The following anonymous email has circulated on the Internet:
Recently I overheard a mother and daughter in their last moments together at the airport. They had announced the departure.
Standing near the security gate, they hugged and the mother said, “I love you and I wish you enough.”
The daughter replied, “Mom, our life together has been more than enough. Your love is all I ever needed. I wish you enough, too, Mom.”
They kissed and the daughter left. The mother walked over to the window where I was seated. Standing there I could see she wanted and needed to cry. I tried not to intrude on her privacy but she welcomed me in by asking, “Did you ever say goodbye to someone knowing it would be forever?”

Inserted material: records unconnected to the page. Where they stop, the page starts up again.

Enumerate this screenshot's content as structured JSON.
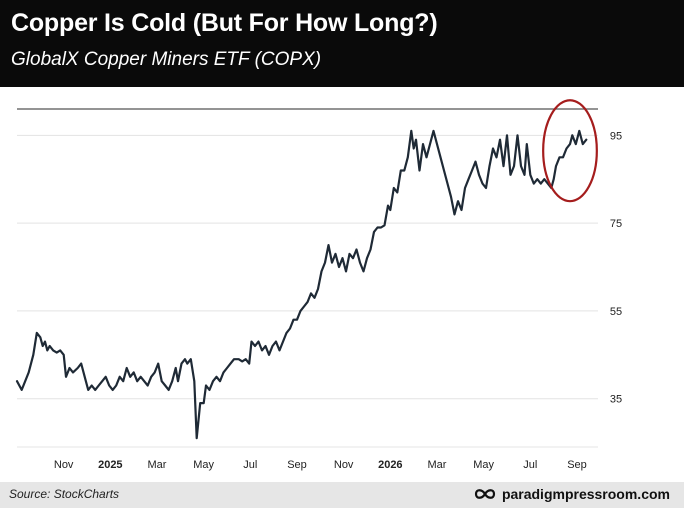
{
  "header": {
    "title": "Copper Is Cold (But For How Long?)",
    "subtitle": "GlobalX Copper Miners ETF (COPX)"
  },
  "footer": {
    "source": "Source: StockCharts",
    "brand": "paradigmpressroom.com",
    "brand_icon": "infinity-icon"
  },
  "colors": {
    "line": "#1f2a36",
    "circle": "#a51d1d",
    "header_bg": "#0a0a0a",
    "footer_bg": "#e6e6e6"
  },
  "chart_data": {
    "type": "line",
    "title": "",
    "xlabel": "",
    "ylabel": "",
    "ylim": [
      24,
      101
    ],
    "yticks": [
      35,
      55,
      75,
      95
    ],
    "grid": true,
    "x_labels": [
      {
        "label": "Nov",
        "x": 2
      },
      {
        "label": "2025",
        "x": 4,
        "bold": true
      },
      {
        "label": "Mar",
        "x": 6
      },
      {
        "label": "May",
        "x": 8
      },
      {
        "label": "Jul",
        "x": 10
      },
      {
        "label": "Sep",
        "x": 12
      },
      {
        "label": "Nov",
        "x": 14
      },
      {
        "label": "2026",
        "x": 16,
        "bold": true
      },
      {
        "label": "Mar",
        "x": 18
      },
      {
        "label": "May",
        "x": 20
      },
      {
        "label": "Jul",
        "x": 22
      },
      {
        "label": "Sep",
        "x": 24
      }
    ],
    "series": [
      {
        "values": [
          [
            0.0,
            39
          ],
          [
            0.2,
            37
          ],
          [
            0.5,
            41
          ],
          [
            0.7,
            45
          ],
          [
            0.85,
            50
          ],
          [
            1.0,
            49
          ],
          [
            1.1,
            47
          ],
          [
            1.2,
            48
          ],
          [
            1.3,
            46
          ],
          [
            1.4,
            47
          ],
          [
            1.55,
            46
          ],
          [
            1.7,
            45.5
          ],
          [
            1.85,
            46
          ],
          [
            2.0,
            45
          ],
          [
            2.1,
            40
          ],
          [
            2.25,
            42
          ],
          [
            2.4,
            41
          ],
          [
            2.6,
            42
          ],
          [
            2.75,
            43
          ],
          [
            2.9,
            40
          ],
          [
            3.05,
            37
          ],
          [
            3.2,
            38
          ],
          [
            3.35,
            37
          ],
          [
            3.5,
            38
          ],
          [
            3.65,
            39
          ],
          [
            3.8,
            40
          ],
          [
            3.95,
            38
          ],
          [
            4.1,
            37
          ],
          [
            4.25,
            38
          ],
          [
            4.4,
            40
          ],
          [
            4.55,
            39
          ],
          [
            4.7,
            42
          ],
          [
            4.85,
            40
          ],
          [
            5.0,
            41
          ],
          [
            5.15,
            39
          ],
          [
            5.3,
            40
          ],
          [
            5.45,
            39
          ],
          [
            5.6,
            38
          ],
          [
            5.75,
            40
          ],
          [
            5.9,
            41
          ],
          [
            6.05,
            43
          ],
          [
            6.2,
            39
          ],
          [
            6.35,
            38
          ],
          [
            6.5,
            37
          ],
          [
            6.65,
            39
          ],
          [
            6.8,
            42
          ],
          [
            6.9,
            39
          ],
          [
            7.05,
            43
          ],
          [
            7.2,
            44
          ],
          [
            7.3,
            43
          ],
          [
            7.45,
            44
          ],
          [
            7.6,
            39
          ],
          [
            7.7,
            26
          ],
          [
            7.85,
            34
          ],
          [
            8.0,
            34
          ],
          [
            8.1,
            38
          ],
          [
            8.25,
            37
          ],
          [
            8.4,
            39
          ],
          [
            8.55,
            40
          ],
          [
            8.7,
            39
          ],
          [
            8.85,
            41
          ],
          [
            9.0,
            42
          ],
          [
            9.15,
            43
          ],
          [
            9.3,
            44
          ],
          [
            9.5,
            44
          ],
          [
            9.65,
            43.5
          ],
          [
            9.8,
            44
          ],
          [
            9.95,
            43
          ],
          [
            10.05,
            48
          ],
          [
            10.2,
            47
          ],
          [
            10.35,
            48
          ],
          [
            10.5,
            46
          ],
          [
            10.65,
            47
          ],
          [
            10.8,
            45
          ],
          [
            10.95,
            47
          ],
          [
            11.1,
            48
          ],
          [
            11.25,
            46
          ],
          [
            11.4,
            48
          ],
          [
            11.55,
            50
          ],
          [
            11.7,
            51
          ],
          [
            11.85,
            53
          ],
          [
            12.0,
            53
          ],
          [
            12.15,
            55
          ],
          [
            12.3,
            56
          ],
          [
            12.45,
            57
          ],
          [
            12.6,
            59
          ],
          [
            12.75,
            58
          ],
          [
            12.9,
            60
          ],
          [
            13.05,
            64
          ],
          [
            13.2,
            66
          ],
          [
            13.35,
            70
          ],
          [
            13.5,
            66
          ],
          [
            13.65,
            68
          ],
          [
            13.8,
            65
          ],
          [
            13.95,
            67
          ],
          [
            14.1,
            64
          ],
          [
            14.25,
            68
          ],
          [
            14.4,
            67
          ],
          [
            14.55,
            69
          ],
          [
            14.7,
            66
          ],
          [
            14.85,
            64
          ],
          [
            15.0,
            67
          ],
          [
            15.15,
            69
          ],
          [
            15.3,
            73
          ],
          [
            15.45,
            74
          ],
          [
            15.6,
            74
          ],
          [
            15.75,
            74.5
          ],
          [
            15.9,
            79
          ],
          [
            16.0,
            78
          ],
          [
            16.15,
            83
          ],
          [
            16.3,
            82
          ],
          [
            16.45,
            87
          ],
          [
            16.6,
            87
          ],
          [
            16.75,
            90
          ],
          [
            16.9,
            96
          ],
          [
            17.0,
            92
          ],
          [
            17.1,
            94
          ],
          [
            17.25,
            87
          ],
          [
            17.4,
            93
          ],
          [
            17.55,
            90
          ],
          [
            17.7,
            93
          ],
          [
            17.85,
            96
          ],
          [
            18.0,
            93
          ],
          [
            18.15,
            90
          ],
          [
            18.3,
            87
          ],
          [
            18.45,
            84
          ],
          [
            18.6,
            81
          ],
          [
            18.75,
            77
          ],
          [
            18.9,
            80
          ],
          [
            19.05,
            78
          ],
          [
            19.2,
            83
          ],
          [
            19.35,
            85
          ],
          [
            19.5,
            87
          ],
          [
            19.65,
            89
          ],
          [
            19.8,
            86
          ],
          [
            19.95,
            84
          ],
          [
            20.1,
            83
          ],
          [
            20.25,
            88
          ],
          [
            20.4,
            92
          ],
          [
            20.55,
            90
          ],
          [
            20.7,
            94
          ],
          [
            20.85,
            88
          ],
          [
            21.0,
            95
          ],
          [
            21.15,
            86
          ],
          [
            21.3,
            88
          ],
          [
            21.45,
            95
          ],
          [
            21.6,
            88
          ],
          [
            21.75,
            86
          ],
          [
            21.85,
            93
          ],
          [
            22.0,
            86
          ],
          [
            22.15,
            84
          ],
          [
            22.3,
            85
          ],
          [
            22.45,
            84
          ],
          [
            22.6,
            85
          ],
          [
            22.75,
            84
          ],
          [
            22.9,
            83
          ],
          [
            23.0,
            85
          ],
          [
            23.1,
            88
          ],
          [
            23.25,
            90
          ],
          [
            23.4,
            90
          ],
          [
            23.55,
            92
          ],
          [
            23.7,
            93
          ],
          [
            23.8,
            95
          ],
          [
            23.95,
            93
          ],
          [
            24.1,
            96
          ],
          [
            24.25,
            93
          ],
          [
            24.4,
            94
          ]
        ]
      }
    ],
    "annotations": [
      {
        "type": "ellipse",
        "cx": 23.7,
        "cy": 91.5,
        "rx": 1.15,
        "ry": 11.5
      }
    ]
  }
}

“Yes, I have,” I replied. “Forgive me for asking, but why is this a forever goodbye?”
“I am old and she lives so far away. I have challenges ahead and the reality is—the next trip back will be for my funeral,” she said.
“When you were saying goodbye, I heard you say, ‘I wish you enough.’ May I ask what that means?”
She began to smile. “That’s a wish that has been handed down from other generations” … “When we said, ‘I wish you enough,’ we were wanting the other person to have a life filled with just enough good things to sustain them.”
“I wish you enough sun to keep your attitude bright no matter how gray the day may appear.
I wish you enough happiness to keep your spirit alive and everlasting.
I wish you enough pain so that even the smallest of joys in life may appear bigger …
I wish you enough loss to appreciate all that you possess.
I wish you enough hellos to get you through the final goodbye.”
Think About It
How does Habakkuk’s response to the vision from God encourage you to respond in a similar way to tough times?
We await a final day when all wrongs will be righted and all tears wiped away. In the meantime, what constitutes “enough” for you?
Does your “enough” change with your circumstances?
Pray About It
Lord, you are mighty and have the future in your hand. No matter what I face today, I will live by faith in you.